For you older pilots and CFIs, think if how many times you used your pilot certificate number for something or how many log books you endorsed with your CFI number. At one time your certificate number was your SSN. Your SSN has been comprised and public knowledge for years.

Noah W

LOL. The pilots have nothing on the older A&P Mechanics when it comes to the number of times they wrote their SSN in logbooks and other maintenance records.

 

[X3 Skier]

After OPM gave my life history from my Security File to the Chinese and God knows who else, I don’t see any possible way to try and protect my identity.

I’ve had a few credit card frauds hit me with basically zero impact except waiting for a new card.

Cheers

 

[ChrisK]

After OPM gave my life history from my Security File to the Chinese and God knows who else, I don’t see any possible way to try and protect my identity.

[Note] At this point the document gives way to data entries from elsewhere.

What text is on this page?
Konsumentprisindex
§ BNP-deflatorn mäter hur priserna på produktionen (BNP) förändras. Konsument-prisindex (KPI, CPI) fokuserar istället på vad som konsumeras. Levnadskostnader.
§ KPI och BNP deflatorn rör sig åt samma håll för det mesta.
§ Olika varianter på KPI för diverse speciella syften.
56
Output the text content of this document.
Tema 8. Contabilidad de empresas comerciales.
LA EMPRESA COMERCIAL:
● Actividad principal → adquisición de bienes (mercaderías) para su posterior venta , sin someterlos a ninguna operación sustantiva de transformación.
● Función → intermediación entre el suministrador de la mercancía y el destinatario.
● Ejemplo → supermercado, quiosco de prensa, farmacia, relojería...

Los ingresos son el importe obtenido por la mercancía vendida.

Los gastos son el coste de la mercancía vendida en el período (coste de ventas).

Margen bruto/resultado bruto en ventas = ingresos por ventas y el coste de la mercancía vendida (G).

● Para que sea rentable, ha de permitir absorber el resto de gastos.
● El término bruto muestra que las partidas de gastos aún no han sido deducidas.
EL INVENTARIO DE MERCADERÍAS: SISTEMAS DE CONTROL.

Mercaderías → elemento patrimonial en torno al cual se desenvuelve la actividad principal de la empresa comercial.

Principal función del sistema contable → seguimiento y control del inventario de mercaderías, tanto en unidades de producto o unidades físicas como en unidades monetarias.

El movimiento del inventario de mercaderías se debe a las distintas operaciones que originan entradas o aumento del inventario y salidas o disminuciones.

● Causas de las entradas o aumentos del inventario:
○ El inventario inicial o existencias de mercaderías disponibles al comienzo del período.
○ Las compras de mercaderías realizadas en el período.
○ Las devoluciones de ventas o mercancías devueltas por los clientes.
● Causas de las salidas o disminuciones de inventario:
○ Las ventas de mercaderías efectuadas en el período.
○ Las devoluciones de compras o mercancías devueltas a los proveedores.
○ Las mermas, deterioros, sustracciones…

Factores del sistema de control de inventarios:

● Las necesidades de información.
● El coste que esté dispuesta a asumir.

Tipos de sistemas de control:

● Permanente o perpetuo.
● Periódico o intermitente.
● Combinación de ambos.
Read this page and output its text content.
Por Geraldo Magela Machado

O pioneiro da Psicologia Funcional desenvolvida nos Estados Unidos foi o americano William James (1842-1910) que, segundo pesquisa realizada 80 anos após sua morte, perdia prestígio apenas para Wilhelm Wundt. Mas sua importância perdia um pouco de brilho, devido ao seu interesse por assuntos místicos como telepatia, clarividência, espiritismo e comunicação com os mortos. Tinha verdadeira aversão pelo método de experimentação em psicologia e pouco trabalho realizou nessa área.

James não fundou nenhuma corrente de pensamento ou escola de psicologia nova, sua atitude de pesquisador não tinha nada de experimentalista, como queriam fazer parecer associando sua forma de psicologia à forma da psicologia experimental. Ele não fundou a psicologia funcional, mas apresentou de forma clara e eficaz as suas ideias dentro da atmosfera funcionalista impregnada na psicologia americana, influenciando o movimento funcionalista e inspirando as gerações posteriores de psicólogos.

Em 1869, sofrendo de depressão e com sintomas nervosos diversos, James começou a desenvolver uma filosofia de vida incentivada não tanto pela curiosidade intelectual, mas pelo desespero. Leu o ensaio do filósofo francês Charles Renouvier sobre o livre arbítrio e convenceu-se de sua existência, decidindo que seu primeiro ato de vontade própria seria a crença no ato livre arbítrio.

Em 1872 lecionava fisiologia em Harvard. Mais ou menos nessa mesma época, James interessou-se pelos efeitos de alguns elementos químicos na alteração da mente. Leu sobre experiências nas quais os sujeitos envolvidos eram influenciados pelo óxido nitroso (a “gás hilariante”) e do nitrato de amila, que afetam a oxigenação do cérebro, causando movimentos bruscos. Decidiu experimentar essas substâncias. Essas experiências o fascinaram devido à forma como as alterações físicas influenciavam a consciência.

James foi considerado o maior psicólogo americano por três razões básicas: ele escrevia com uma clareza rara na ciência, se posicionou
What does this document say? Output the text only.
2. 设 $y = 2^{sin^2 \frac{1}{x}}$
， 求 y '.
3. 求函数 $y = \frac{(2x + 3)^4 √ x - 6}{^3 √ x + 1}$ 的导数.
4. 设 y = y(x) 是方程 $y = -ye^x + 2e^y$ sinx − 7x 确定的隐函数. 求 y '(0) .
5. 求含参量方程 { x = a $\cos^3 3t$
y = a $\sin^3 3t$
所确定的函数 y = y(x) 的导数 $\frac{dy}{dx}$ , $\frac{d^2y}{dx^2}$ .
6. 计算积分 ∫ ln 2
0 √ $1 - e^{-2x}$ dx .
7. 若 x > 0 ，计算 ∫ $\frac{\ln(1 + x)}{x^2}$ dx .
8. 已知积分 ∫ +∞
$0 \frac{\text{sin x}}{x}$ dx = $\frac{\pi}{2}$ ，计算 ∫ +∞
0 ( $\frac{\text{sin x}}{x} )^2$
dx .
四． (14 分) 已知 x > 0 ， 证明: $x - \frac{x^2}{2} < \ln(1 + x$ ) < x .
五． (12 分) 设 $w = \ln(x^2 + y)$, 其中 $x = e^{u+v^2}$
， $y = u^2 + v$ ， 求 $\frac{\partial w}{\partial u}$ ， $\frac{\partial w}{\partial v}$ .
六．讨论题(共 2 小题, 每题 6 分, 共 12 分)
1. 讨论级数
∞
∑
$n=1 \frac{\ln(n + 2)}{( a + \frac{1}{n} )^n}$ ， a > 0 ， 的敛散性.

I’ve had a few credit card frauds hit me with basically zero impact except waiting for a new card.

Cheers

I think a lot of us got hit by that.

 

[Sundancer]

James, as I said, I usually/usually don't expose my DOB. Was annoyed with myself that I must have done so with AOPA. . .Credit cards aren't much of a problem, other than for the issuer; it's a bigger headache when you buy a new RV and maybe a couple cars, etc. Only you didn't. . .getting that cleaned up is a bigger problem. In the Target debit and credit card hack, I believe it was the POS service provider that was the sieve.

 

[Sundancer]

LOL. The pilots have nothing on the older A&P Mechanics when it comes to the number of times they wrote their SSN in logbooks and other maintenance records.

Bleeech. . .some places still use "last four of your SSN", which is about all you need to figure out the first three and middle two.

 

[Tarheelpilot]

For you older pilots and CFIs, think if how many times you used your pilot certificate number for something or how many log books you endorsed with your CFI number. At one time your certificate number was your SSN. Your SSN has been comprised and public knowledge for years.

Noah W

Who you calling old :-/

 

[BigBadLou]

and changed my DOB to the standard 1/1/1900 I use everywhere else. No clue why I had missed that on my AOPA account.

Aren't you afraid no one will believe you are that young??

Funnily enough, some webpage creator monkeys actually prevent us from setting 1900 as our YOB. The reason escapes me. But maybe, just maybe, because they really do not believe that anybody can be 118 years old. The earliest YOB they allow is 1906. Go figure. Either a strange arbitrary number they picked or a complicated effort to query some DB somewhere for the age of the oldest person alive and then a quick subtraction from current year.

Just expected better from AOPA

Not really sure why. I've learned in the past that their privacy concerns are pretty low. With them using external websites to track our emails, links and clicks etc. One of many reasons I left and did not return.